Test du Modèle Standard à basse énergie

Precise measurements of Fermi superallowed $0^{+} \rightarrow 0^{+} \beta$-decays provide a powerful tool to study the weak interaction properties in the framework of the Standard Model (SM). Collectively, the comparative half-lives (ƒt) of these transitions allow a sensitive probe of the CVC hypothesis and contribute to the most demanding test of the unitarity of the quarks-mixing CKM matrix top-row, by providing, so far, the most accurate determination of its dominant element (Vud). Until recently, an apparent departure from unity enhanced a doubt on the validity of the minimal SM and thus stimulated a considerable effort in order to extend the study to other Fermi emitters available. The$^{62}$Ga and $^{38}$Ca are among key nuclei to achieve these precision tests and verify the reliability of the corrections applied to the experimental ƒt-values. The $^ {62}$Ga $\beta$-decay was investigated at the IGISOL separator in Jyväskylä, with an experimental setup composed of 3 EUROBALL Clovers for $\gamma$-ray detection. Very weak intensity (<1‰) $\gamma$-rays were identified, via $\beta-\gamma$ and $\beta -\gamma-\gamma$ correlations, and allowed a partial decay scheme reconstruction in $^{62}$Zn. The newly established analog branching-ratio (B.R.A = 99.893(24) %) was used to compute the universal Ft-value ($^{62}$Ga). The latter turned out to be in good agreement with the 12 well-known cases. Compatibility between the upper limit set here on the term (d1IM) and the theoretical prediction suggests that the isospin-symmetry-breaking correction is indeed large for the heavy (A = 62) $\beta$-emitters.
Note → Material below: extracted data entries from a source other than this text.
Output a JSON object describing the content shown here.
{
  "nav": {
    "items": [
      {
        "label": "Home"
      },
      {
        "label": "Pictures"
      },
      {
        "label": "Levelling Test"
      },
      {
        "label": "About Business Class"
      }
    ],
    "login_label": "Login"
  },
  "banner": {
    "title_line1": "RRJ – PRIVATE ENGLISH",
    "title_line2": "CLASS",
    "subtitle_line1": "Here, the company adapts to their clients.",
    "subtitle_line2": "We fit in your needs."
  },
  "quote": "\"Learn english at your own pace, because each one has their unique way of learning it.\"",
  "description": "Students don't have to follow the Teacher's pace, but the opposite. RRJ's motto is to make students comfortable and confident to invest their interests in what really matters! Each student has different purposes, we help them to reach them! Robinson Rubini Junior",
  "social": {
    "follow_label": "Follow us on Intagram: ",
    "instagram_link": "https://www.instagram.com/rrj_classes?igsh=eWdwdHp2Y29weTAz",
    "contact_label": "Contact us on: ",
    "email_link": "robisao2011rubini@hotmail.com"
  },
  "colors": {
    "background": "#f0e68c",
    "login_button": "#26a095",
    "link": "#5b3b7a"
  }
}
The study of the $^{38}$Ca decay was performed at the CERN- ISOLDE facility. Injection of fluorine into the ion source, in order to chemically select the isotopes of interest, assisted by the REXTRAP Penning trap facility and a TOF analysis, enabled us to eliminate efficiently the troublesome 38mK. For the first time, the $^{38}$Ca half-life is measured with a highly purified radioactive sample. The preliminary result obtained, T$_{1/2}$($^{38}$Ca) = 445.8(10) ms, improves the precision on the half-life as determined from previous measurements by a factor close to 10.